XI
Mon frère avait alors quinze ans;—moi, j'en avais dix-huit;—il finissait ses humanités. Tous les loisirs que lui laissait sa vie d'écolier, à la fois agitée et laborieuse, tous ceux que me laissait mon bureau, étaient absorbés par nos rêves littéraires.
Nous ne nous étions encore dit ni l'un ni l'autre que nous donnerions notre vie aux lettres. Mais il est remarquable que plus les circonstances s'acharnaient à nous éloigner de la carrière que nous avons ensuite embrassée, plus une vocation mystérieuse s'éveillait en nous et nous y préparait.

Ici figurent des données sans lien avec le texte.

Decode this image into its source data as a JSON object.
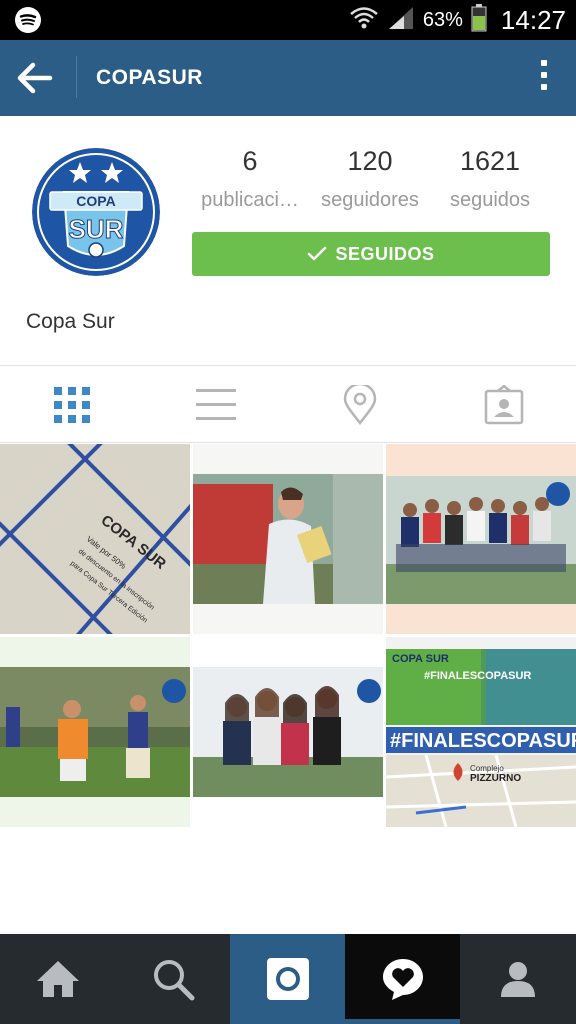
{
  "status_bar": {
    "battery_percent": "63%",
    "time": "14:27",
    "icons": [
      "spotify-icon",
      "wifi-icon",
      "cell-signal-icon",
      "battery-icon"
    ]
  },
  "action_bar": {
    "title": "COPASUR",
    "back_icon": "back-arrow-icon",
    "menu_icon": "overflow-menu-icon"
  },
  "profile": {
    "avatar_text": {
      "line1": "COPA",
      "line2": "SUR"
    },
    "stats": [
      {
        "value": "6",
        "label": "publicaci…"
      },
      {
        "value": "120",
        "label": "seguidores"
      },
      {
        "value": "1621",
        "label": "seguidos"
      }
    ],
    "follow_button": "SEGUIDOS",
    "name": "Copa Sur"
  },
  "tabs": [
    {
      "icon": "grid-icon",
      "active": true
    },
    {
      "icon": "list-icon",
      "active": false
    },
    {
      "icon": "location-pin-icon",
      "active": false
    },
    {
      "icon": "tagged-photos-icon",
      "active": false
    }
  ],
  "grid": {
    "post1_lines": [
      "COPA SUR",
      "Vale por 50%",
      "de descuento en la inscripción",
      "para Copa Sur Tercera Edición"
    ],
    "post6_header": "COPA SUR",
    "post6_tag_top": "#FINALESCOPASUR",
    "post6_tag_mid": "#FINALESCOPASUR",
    "post6_map_label": "Complejo",
    "post6_map_name": "PIZZURNO"
  },
  "bottom_nav": [
    {
      "icon": "home-icon"
    },
    {
      "icon": "search-icon"
    },
    {
      "icon": "camera-icon"
    },
    {
      "icon": "news-heart-icon",
      "active": true
    },
    {
      "icon": "profile-icon"
    }
  ],
  "colors": {
    "header_blue": "#2b5d87",
    "follow_green": "#6cbf4c",
    "nav_dark": "#262b30",
    "tab_active": "#3d88c8"
  }
}
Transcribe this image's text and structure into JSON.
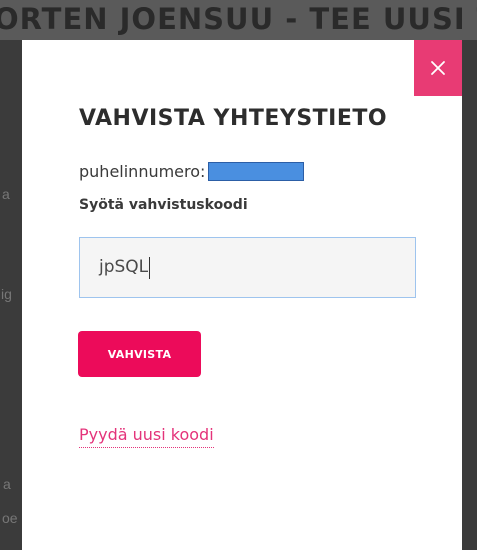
{
  "background": {
    "header_text": "ORTEN JOENSUU - TEE UUSI TI",
    "fragments": [
      "a",
      "ig",
      "a",
      "oe"
    ]
  },
  "modal": {
    "close_icon": "close-icon",
    "title": "VAHVISTA YHTEYSTIETO",
    "phone_label": "puhelinnumero:",
    "code_label": "Syötä vahvistuskoodi",
    "code_value": "jpSQL",
    "submit_label": "VAHVISTA",
    "resend_label": "Pyydä uusi koodi"
  },
  "colors": {
    "accent": "#ec0b5a",
    "close_bg": "#e83b74",
    "link": "#e4337a",
    "redaction": "#4a8fe0"
  }
}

Cela datait déjà de notre arrivée rue Pas-Étroit. Là, sur le même palier que nous, habitait avec ses parents un jeune garçon de notre âge. Nous le connûmes au lycée avant de savoir qu'il était notre voisin. Quand nous nous fûmes liés, il nous avoua qu'il était poëte. Il avait composé déjà quelques centaines de vers. Il les collectionnait précieusement, copiés en belle anglaise sur un album à tranches dorées, à couverture de maroquin noir. Nourri de la lecture des Orientales et des Odes et Ballades, ses oeuvres ne consistaient guère qu'en imitations plus ou moins réussies de Victor Hugo. Notre admiration ne fut pas refroidie pour si peu. Ses vers, nous les savions par coeur; nous les récitions avec lui:
En avant! en avant! Déjà la blonde aurore
A, de ses doigts rosés, entr'ouvert l'Orient!
En avant! en avant! Le ciel qui se colore,
De ses premiers rayons déjà jaunit et dore
Le faîte ardoisé du couvent.
Mon frère avait déjà fait des vers. Encouragé par l'exemple du voisin, il continua à en faire. On peut en lire encore, qui datent de cette époque, dans les Amoureuses, où, trois ans après, il les a jugés dignes de figurer. J'y vins aussi. Sous l'empire de mes aspirations mystiques, qui laissèrent longtemps en moi une trace profonde, j'ébauchai un poëme sur la religion. L'unique strophe que j'en aie écrite figure tout au long dans le Petit Chose; elle y est si aimablement raillée que j'ai acquis le droit d'en parler sans rire.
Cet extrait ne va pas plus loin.